El peluche de la abuela Chola

Solía ver poco a mi abuela Chola porque vivía lejos y le gustaba bastante la soledad. La visitaba en su cumpleaños o en el Día de la Madre, y me la pasaba más tiempo admirando su casa que hablando con ella. 

Vivía en un monoambiente, pero a mis cuatro años se sentía como si fuera un castillo. Mi abuela siempre fue muy coqueta y exageraba en la decoración. Tenía una mesa de mármol, sillones con almohadones de leopardo, un gran ventilador en medio de la sala del cual colgaban angelitos de vidrio; colmillos de elefantes tallados, tapados de piel colgados y un gran velador que era una estatuilla de Buda.

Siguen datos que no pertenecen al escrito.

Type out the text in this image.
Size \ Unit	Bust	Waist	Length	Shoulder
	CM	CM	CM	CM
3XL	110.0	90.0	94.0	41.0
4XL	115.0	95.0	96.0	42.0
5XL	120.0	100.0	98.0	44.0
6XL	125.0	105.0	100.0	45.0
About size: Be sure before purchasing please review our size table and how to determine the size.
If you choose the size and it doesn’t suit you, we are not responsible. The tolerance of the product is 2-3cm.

También tenía dos muñecas negritas a las cuales les hacía vestidos y varios peluches con los que siempre pedía jugar. No sé por qué mi abuela solo me dejaba agarrar un leoncito empolvado que tenía sobre su teléfono de línea. Tantas veces lo tuve en mis manos que aún recuerdo mi dedo índice rozando el contraste entre la suavidad de su cuerpo y la maraña que tenía como melena. Lo mismo pasaba cuando rozaba su rabo y los pelos finales de él. Las patitas tenían pelotitas en su interior que crujían en cuando los apretaba y se volvían movedizos como la arena. Y en su cara había unos ojos curiosos y una sonrisa fingida. Quizá no estaba convencido de que yo jugara con él. 

La última vez que tuve al leoncito en mis manos, mi abuela ya no estaba para impedir que me lo lleve. Pero no lo hice porque en su cara de peluche había un dejo de pesadumbre, incluso de súplica, de que le devolviera a su dueña.